San Francisco has always had the mainland’s largest South Pacific wrestling fan base amidst it’s huge percentage of Cow Palace attendees. They seemed elated at all of this, perhaps feeling a kinship with them as they had for seventies San Francisco legends like popular Chief Peter Maivia and The Islanders (Afa and Sika).

NJPW had previously ran three smaller venue shows in Long Beach to even more ravenous, educated fans of their patented strong-style athleticism that sold-out weeks in advance. As loud as San Francisco locals were here, the crowds in southern California were larger, and knew more of each wrestler’s unique chants and melodic claps.

Area “smart” fans knew to call out “shhhhhhh” whenever someone was about to chop a foe’s chest, so that the noise would reverberate and echo around the Cow Palace. Saturday’s event was missing fans throwing colorful Japanese paper streamers into the ring during introductions, but while some traditions were absent, there was a concerted effort to draw in the more casual fan by pushing more Americans, who now hold most of their lead championships. 

As a result, NJPW dominated worldwide social media trends Saturday night for over three hours, nearly breaking Twitter records for either amateur or pro-wrestling.

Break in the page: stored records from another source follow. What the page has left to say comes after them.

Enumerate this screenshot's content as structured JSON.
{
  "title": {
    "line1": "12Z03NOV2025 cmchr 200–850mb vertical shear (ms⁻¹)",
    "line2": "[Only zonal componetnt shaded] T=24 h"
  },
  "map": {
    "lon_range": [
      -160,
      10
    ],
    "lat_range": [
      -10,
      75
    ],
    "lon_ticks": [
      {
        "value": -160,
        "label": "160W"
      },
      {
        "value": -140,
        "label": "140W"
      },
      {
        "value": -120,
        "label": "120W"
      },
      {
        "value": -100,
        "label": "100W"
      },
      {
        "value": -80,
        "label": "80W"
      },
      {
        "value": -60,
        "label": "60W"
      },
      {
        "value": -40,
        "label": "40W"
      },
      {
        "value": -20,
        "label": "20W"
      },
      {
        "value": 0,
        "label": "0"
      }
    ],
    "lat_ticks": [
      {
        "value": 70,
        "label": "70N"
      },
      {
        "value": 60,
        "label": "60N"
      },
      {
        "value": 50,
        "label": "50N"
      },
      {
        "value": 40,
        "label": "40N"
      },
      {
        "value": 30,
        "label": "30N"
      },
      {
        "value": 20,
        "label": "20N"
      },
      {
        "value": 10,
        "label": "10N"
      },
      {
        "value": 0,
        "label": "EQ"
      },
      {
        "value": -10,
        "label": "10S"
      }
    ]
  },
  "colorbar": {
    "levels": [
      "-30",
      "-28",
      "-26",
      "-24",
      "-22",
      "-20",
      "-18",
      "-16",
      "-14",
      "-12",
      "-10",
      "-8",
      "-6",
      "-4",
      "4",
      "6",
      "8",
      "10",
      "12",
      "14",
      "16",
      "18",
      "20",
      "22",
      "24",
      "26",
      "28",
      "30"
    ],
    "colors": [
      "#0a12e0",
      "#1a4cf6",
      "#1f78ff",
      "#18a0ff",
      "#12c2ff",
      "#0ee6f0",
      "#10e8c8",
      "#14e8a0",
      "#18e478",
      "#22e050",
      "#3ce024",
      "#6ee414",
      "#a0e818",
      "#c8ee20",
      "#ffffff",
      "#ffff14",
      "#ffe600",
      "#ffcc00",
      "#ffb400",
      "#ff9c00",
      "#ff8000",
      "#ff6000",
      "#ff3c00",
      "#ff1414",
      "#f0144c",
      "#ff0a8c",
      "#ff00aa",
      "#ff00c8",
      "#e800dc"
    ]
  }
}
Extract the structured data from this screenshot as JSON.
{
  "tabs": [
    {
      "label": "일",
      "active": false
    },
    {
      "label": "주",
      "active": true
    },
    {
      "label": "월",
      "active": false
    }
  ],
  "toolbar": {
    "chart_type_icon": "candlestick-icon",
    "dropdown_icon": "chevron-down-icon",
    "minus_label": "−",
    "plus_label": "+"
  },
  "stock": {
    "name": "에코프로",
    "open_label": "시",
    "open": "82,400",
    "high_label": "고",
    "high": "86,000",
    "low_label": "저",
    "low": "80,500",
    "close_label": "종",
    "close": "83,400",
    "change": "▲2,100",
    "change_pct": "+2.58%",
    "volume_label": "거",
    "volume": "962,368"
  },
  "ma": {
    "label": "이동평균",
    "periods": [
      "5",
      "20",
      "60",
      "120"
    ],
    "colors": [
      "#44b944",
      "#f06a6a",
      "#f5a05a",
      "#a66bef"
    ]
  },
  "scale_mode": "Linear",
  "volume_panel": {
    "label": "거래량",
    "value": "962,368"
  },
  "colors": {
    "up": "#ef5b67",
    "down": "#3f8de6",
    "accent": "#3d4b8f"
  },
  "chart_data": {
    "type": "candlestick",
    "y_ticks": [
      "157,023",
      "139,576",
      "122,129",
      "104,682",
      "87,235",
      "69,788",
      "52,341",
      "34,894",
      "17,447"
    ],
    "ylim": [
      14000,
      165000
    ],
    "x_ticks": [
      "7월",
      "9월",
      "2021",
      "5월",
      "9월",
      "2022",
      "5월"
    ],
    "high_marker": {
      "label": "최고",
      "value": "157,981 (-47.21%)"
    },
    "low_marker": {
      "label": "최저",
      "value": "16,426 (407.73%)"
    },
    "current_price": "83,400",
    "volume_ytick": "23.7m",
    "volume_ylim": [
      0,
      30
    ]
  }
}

San Francisco has a long and storied history with professional wrestling, and on Saturday, it came to life again, with talent from another continent. Though NJPW shows in southern California have perhaps popped better, the promotion learned quite a bit from its experience in San Francisco, which will enable it to pivot towards even more successful events in the future. It’s hard to see Saturday as anything but an unqualified success. It’s very likely that it won’t be the last time NJPW visits the Bay Area.